Okay, maybe. Depending on how deep in those backwoods you go.

I hardly ever see rape being used as the butt of a joke. Not rape rape. I see Ned Beatty's butt poked at all the time. Well, I don't actually see it.... but.... okay, never mind. You know what I'm saying. But that scene has become even more beloved and universally lauded than the moment Harry peed all over Sally and marked his territory or JR Ewing got shot in the eye with a red stapler because he handed in his tps reports late. I guess the question my always light switched on mind has got to ask is....why? Is it because it's Ned Beatty? Do people have some personal vendetta against big man? Were all player haters once after Warren Beatty feeling like good old Ned was a much slower and easier target? Is it because it's a man being raped? Men have feelings too you know.... along with our nipples.
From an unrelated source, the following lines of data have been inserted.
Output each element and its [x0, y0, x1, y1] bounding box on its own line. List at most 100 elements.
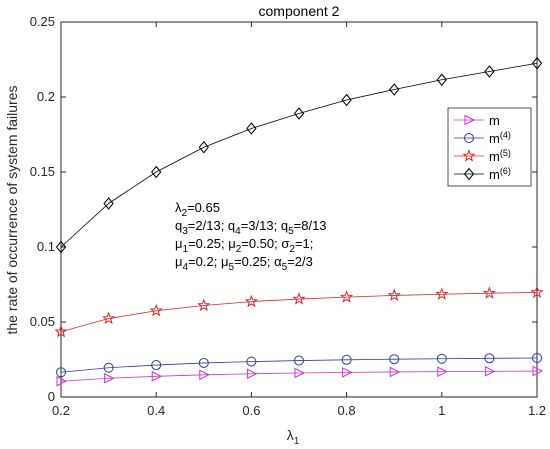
annotation-segment: 5	[288, 226, 294, 237]
y-tick-label: 0.05	[30, 314, 55, 329]
data-point	[387, 288, 401, 302]
x-axis-label-subscript: 1	[294, 436, 300, 447]
data-point	[436, 353, 447, 364]
y-tick-label: 0	[48, 389, 55, 404]
data-point	[246, 356, 257, 367]
annotation-segment: 2	[289, 244, 295, 255]
annotation-segment: α	[274, 254, 282, 269]
series-layer	[54, 56, 544, 387]
annotation-segment: σ	[281, 236, 289, 251]
y-axis-label: the rate of occurrence of system failure…	[4, 86, 20, 335]
y-axis: 0 0.05 0.1 0.15 0.2 0.25	[30, 14, 537, 404]
annotation-segment: λ	[175, 200, 182, 215]
x-tick-label: 0.8	[338, 403, 356, 418]
legend-entry: m	[454, 113, 500, 128]
x-tick-label: 1.2	[528, 403, 546, 418]
data-point	[389, 354, 400, 365]
x-tick-label: 0.2	[52, 403, 70, 418]
data-point	[55, 240, 67, 254]
data-point	[151, 360, 162, 371]
annotation-segment: q	[175, 218, 182, 233]
annotation-segment: =1;	[295, 236, 313, 251]
x-axis-label: λ1	[287, 427, 300, 447]
data-point	[436, 73, 447, 87]
plot-area	[60, 21, 538, 398]
data-point	[530, 285, 544, 299]
annotation-segment: 1	[183, 244, 189, 255]
legend: m m(4) m(5) m(6)	[447, 107, 532, 187]
data-point	[199, 369, 210, 381]
data-point	[435, 287, 449, 300]
data-point	[103, 197, 114, 210]
annotation-segment: 4	[235, 226, 241, 237]
data-point	[341, 93, 352, 107]
x-axis-label-symbol: λ	[287, 427, 294, 443]
data-point	[532, 365, 544, 377]
annotation-segment: μ	[175, 254, 183, 269]
data-point	[151, 370, 163, 382]
data-point	[54, 324, 68, 338]
chart-title: component 2	[259, 3, 340, 19]
annotation-segment: 5	[282, 262, 288, 273]
data-point	[437, 366, 448, 377]
data-point	[389, 83, 400, 96]
legend-label: m	[489, 113, 500, 128]
annotation-segment: =2/3	[287, 254, 313, 269]
data-point	[246, 368, 258, 380]
legend-marker	[464, 114, 476, 126]
annotation-segment: =0.25;	[188, 236, 228, 251]
legend-marker	[464, 133, 474, 143]
annotation-segment: =0.25;	[234, 254, 274, 269]
data-point	[293, 107, 305, 120]
annotation-line: q3=2/13; q4=3/13; q5=8/13	[175, 218, 327, 237]
x-tick-label: 0.4	[147, 403, 165, 418]
annotation-segment: 5	[228, 262, 234, 273]
annotation-line: μ1=0.25; μ2=0.50; σ2=1;	[175, 236, 313, 255]
y-tick-label: 0.2	[37, 89, 55, 104]
legend-entry: m(4)	[454, 130, 511, 146]
annotation-line: μ4=0.2; μ5=0.25; α5=2/3	[175, 254, 313, 273]
data-point	[341, 354, 352, 365]
data-point	[103, 362, 114, 373]
annotation-segment: =3/13; q	[241, 218, 288, 233]
data-point	[340, 290, 354, 303]
data-point	[244, 294, 258, 308]
data-point	[484, 65, 495, 78]
x-tick-label: 1	[438, 403, 445, 418]
x-tick-label: 0.6	[242, 403, 260, 418]
data-point	[151, 165, 162, 179]
data-point	[294, 355, 304, 366]
series-3	[54, 285, 544, 338]
annotation-segment: =8/13	[294, 218, 327, 233]
data-point	[246, 122, 257, 135]
series-1	[56, 365, 544, 387]
data-point	[531, 56, 543, 70]
data-point	[198, 140, 209, 154]
data-point	[482, 286, 496, 299]
series-line	[60, 370, 538, 382]
legend-marker	[462, 149, 476, 162]
y-tick-label: 0.25	[30, 14, 55, 29]
annotation-segment: 3	[182, 226, 188, 237]
annotation-segment: 4	[183, 262, 189, 273]
data-point	[56, 367, 66, 378]
y-tick-label: 0.1	[37, 239, 55, 254]
annotation-segment: =2/13; q	[188, 218, 235, 233]
annotation-segment: μ	[221, 254, 229, 269]
annotation-segment: =0.65	[187, 200, 220, 215]
annotation-line: λ2=0.65	[175, 200, 220, 219]
series-line	[60, 292, 538, 333]
series-2	[56, 353, 542, 378]
y-tick-label: 0.15	[30, 164, 55, 179]
legend-box	[447, 107, 532, 187]
series-4	[55, 56, 543, 254]
series-line	[60, 357, 538, 373]
data-point	[292, 292, 306, 305]
data-point	[532, 353, 542, 363]
data-point	[197, 298, 211, 312]
data-point	[484, 353, 495, 364]
annotation-segment: 2	[182, 208, 188, 219]
legend-label: m(4)	[489, 130, 511, 146]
Even in terms of the legacy and appreciation of the film deliverance itself..... all of these years later does anybody remember the riveting performance delivered by Burt Reynolds? Reynolds was, after all, the epitome of early to mid 70's mucho macho. What about Jon Voight? The man who not only is an Academy Award winning actor but also has cool sperm to boot because he created Vagina Jolie?



Nope.

You ask anybody about Deliverance and all anybody will be able to remember was that it was the movie with one hell of a hootnanny complete with a hillbilly milkshake that not only brought Ned Beatty to his knees in the wooded feedyard but had him deliver the mating call heard all around the world. Even to this day I'll bet that guy can not hail a cab without having someone ask him if he would squeal for his ride. But squeal no more. For the man who made us all squeal with delight was laying in a hospice somewhere and emitted his final pig song. 
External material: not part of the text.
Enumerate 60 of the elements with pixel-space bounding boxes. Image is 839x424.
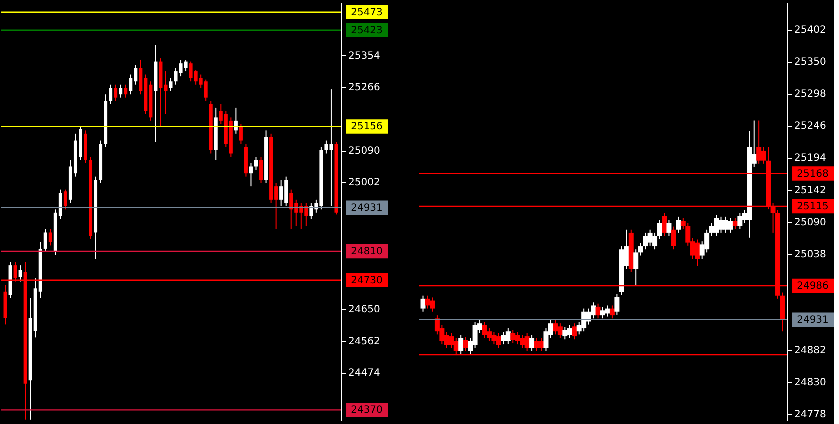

On a completely un-related note, I should mention all the poor women whose names the entertainment industry and obituary columns are too damn lazy to remember and recognize. So, after all those years of telling people "yep, you know that squeal like a pig guy? I fucked him",  in fact, one might even say these women made him squeal like a pig.... it is them I feel the most pain for. Not Ned Beatty. When he read that script and rehearsed that scene for the first time I'm way sure he knew what he was getting himself into. But these women? Their tiny bit of celebrity that could be milked for all its worth now has been squashed like a halo of flies all racing for the same piece of dung in a pigpen only to wind up crash landing into each other.
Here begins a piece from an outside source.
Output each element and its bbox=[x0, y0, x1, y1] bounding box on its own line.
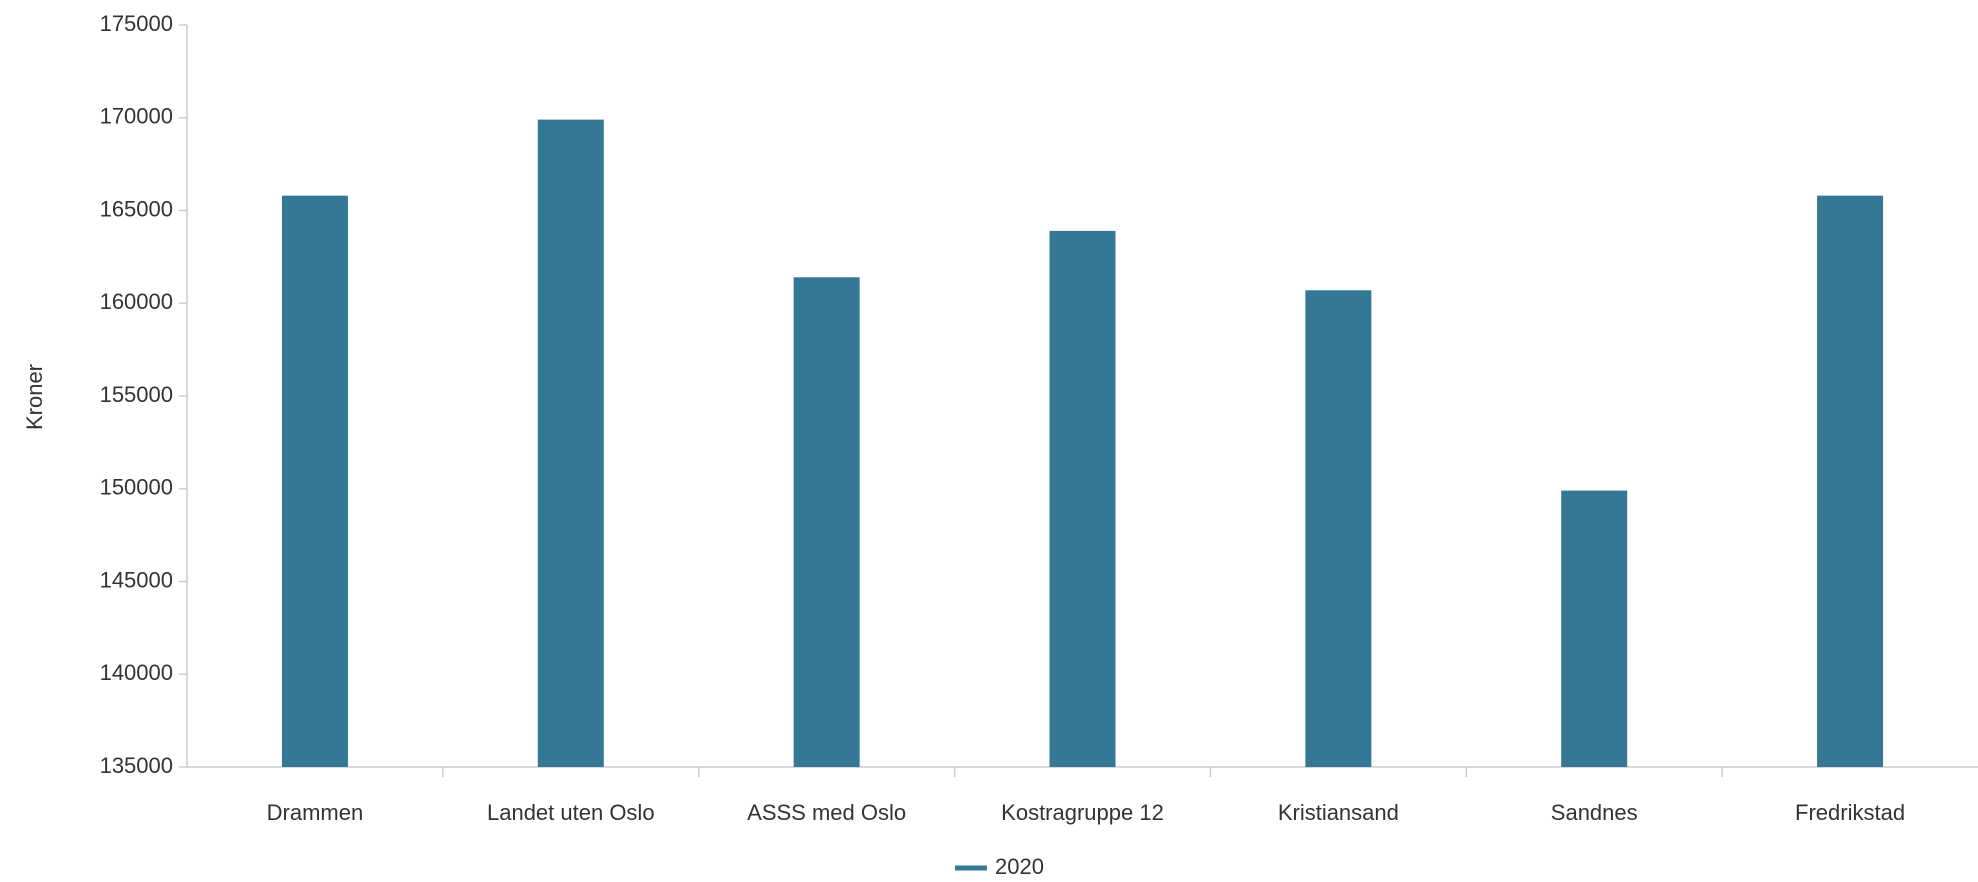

I don't know, I just can't help but wonder how something like Ned Beatty being sodomized by a shit-toothed moonshiner winds up becoming as epic as the shower scene in Psycho. It just seems weird to me that this whole "squeal like a pig" thing took on a mindset of its own and managed to find its relevance in the history books somewhere between Jimmie Walker lighting his farts and making doo doo dyn-o-mite and Ron Jeremy showing that old lady who fell down and couldn't get up where all the beef was really at. It makes me think. But it also makes me feel like something is wrong here. I can't help it though. I think too much. In addition, I have feelings too, damnit.

Sometimes, my head hurts from thinking too much. Sometimes, my nipples hurt from feeling too much. But, I guess all of this is better than having your butt hurt from being down on the farm.